# roxmltree
[](https://travis-ci.org/RazrFalcon/roxmltree)
[](https://crates.io/crates/roxmltree)
[](https://docs.rs/roxmltree)
Represents an [XML 1.0](https://www.w3.org/TR/xml/) document as a read-only tree.
## Why read-only?
Because in some cases all you need is to retrieve some data from an XML document.
And for such cases, we can make a lot of optimizations.
As for *roxmltree*, it's fast not only because it's read-only, but also because
it uses [xmlparser], which is many times faster than [xml-rs].
See the [Performance](#performance) section for details.
## Parsing behavior
Sadly, XML can be parsed in many different ways. *roxmltree* tries to mimic the
behavior of Python's [lxml](https://lxml.de/).
But unlike *lxml*, *roxmltree* does support comments outside the root element.

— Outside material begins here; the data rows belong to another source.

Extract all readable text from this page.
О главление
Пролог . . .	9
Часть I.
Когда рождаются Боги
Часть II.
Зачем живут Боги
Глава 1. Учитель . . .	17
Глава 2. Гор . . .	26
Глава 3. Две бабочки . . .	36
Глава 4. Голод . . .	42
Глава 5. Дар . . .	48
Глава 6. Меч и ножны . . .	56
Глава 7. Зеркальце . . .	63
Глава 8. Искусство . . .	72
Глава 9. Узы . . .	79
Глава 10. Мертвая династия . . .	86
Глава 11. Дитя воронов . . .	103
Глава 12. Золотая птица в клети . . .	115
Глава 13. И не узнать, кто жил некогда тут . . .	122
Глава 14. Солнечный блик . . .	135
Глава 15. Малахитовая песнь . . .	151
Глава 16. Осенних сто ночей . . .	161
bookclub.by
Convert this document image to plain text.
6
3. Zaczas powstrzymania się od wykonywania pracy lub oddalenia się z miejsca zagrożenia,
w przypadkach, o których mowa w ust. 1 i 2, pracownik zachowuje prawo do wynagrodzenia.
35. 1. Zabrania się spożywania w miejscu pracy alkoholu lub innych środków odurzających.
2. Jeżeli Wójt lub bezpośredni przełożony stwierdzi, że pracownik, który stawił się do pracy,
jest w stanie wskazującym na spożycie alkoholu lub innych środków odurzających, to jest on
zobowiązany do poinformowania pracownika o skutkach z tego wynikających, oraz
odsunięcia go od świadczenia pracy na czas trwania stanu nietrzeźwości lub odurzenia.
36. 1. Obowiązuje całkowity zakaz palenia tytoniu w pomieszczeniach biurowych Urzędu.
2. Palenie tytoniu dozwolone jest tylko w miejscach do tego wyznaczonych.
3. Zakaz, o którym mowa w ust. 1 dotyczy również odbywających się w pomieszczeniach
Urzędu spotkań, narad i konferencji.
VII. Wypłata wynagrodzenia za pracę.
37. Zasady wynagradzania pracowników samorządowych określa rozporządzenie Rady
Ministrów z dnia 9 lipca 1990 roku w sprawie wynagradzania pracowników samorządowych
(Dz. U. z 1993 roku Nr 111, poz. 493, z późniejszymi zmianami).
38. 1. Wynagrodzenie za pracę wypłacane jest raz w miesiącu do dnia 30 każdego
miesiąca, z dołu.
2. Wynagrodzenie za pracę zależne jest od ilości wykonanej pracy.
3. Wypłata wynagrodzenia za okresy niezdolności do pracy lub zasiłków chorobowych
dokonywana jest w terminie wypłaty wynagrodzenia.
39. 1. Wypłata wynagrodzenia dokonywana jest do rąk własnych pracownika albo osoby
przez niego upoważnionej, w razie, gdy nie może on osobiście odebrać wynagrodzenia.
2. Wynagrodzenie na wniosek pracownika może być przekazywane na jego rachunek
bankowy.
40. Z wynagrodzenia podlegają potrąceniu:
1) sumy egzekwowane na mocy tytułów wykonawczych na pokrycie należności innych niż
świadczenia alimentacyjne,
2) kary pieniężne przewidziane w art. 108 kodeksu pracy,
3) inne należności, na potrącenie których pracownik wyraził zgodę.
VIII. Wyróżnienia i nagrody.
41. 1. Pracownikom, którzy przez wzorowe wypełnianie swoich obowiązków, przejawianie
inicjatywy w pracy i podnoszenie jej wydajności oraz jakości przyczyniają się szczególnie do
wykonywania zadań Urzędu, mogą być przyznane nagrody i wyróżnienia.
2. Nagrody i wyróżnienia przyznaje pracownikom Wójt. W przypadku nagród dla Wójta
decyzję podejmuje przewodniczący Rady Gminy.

Fo more details see [docs/parsing.md](https://github.com/RazrFalcon/roxmltree/blob/master/docs/parsing.md).
## Alternatives
| Element namespace resolving | ✔ | ✔ | ✔ | ✔ | ~<sup>1</sup> | |
| Attribute namespace resolving | ✔ | ✔ | | | ✔ | |
| [Entity references] | ✔ | ✔ | ⚠ | ⚠ | ⚠ | ⚠ |
| [Character references] | ✔ | ✔ | ✔ | ✔ | ✔ | ✔ |
| [Attribute-Value normalization] | ✔ | ✔ | | | | |
| Comments | ✔ | ✔ | | | ✔ | |
| Processing instructions | ✔ | ✔ | ⚠ | | ✔ | |
| UTF-8 BOM | ✔ | ✔ | ⚠ | ⚠ | ⚠ | ⚠ |
| Non UTF-8 input | | ✔ | | | | |
| Complete DTD support | | ✔ | | | | |
| Position preserving<sup>2</sup> | ✔ | ✔ | | | | |
| HTML support | | ✔ | | | | |
| Tree modification | | ✔ | ✔ | ✔ | ✔ | ✔ |
| Writing | | ✔ | ✔ | ✔ | ✔ | ✔ |
| No **unsafe** | ✔ | | ✔ | ~<sup>3</sup> | | ✔ |
| Language | Rust | C | Rust | Rust | Rust | Rust |
| Size overhead<sup>4</sup> | **~73KiB** | ~1.4MiB<sup>5</sup> | ~80KiB | ~96KiB | ~135KiB | ~110KiB |
| Dependencies | **1** | ?<sup>5</sup> | 2 | 18 | 2 | 14 |
| Tested version | 0.5.0 | 2.9.8 | 0.8.0 | 0.5.0 | 0.3.0 | 0.7.0 |
| License | MIT / Apache-2.0 | MIT | MIT | BSD-3-Clause | MIT | MIT |
Legend:
- ✔ - supported
- ⚠ - parsing error
- ~ - partial
- *nothing* - not supported
Notes:
1. No default namespace propagation.
2. *roxmltree* keeps all node and attribute positions in the original document,
so you can easily retrieve it if you need it.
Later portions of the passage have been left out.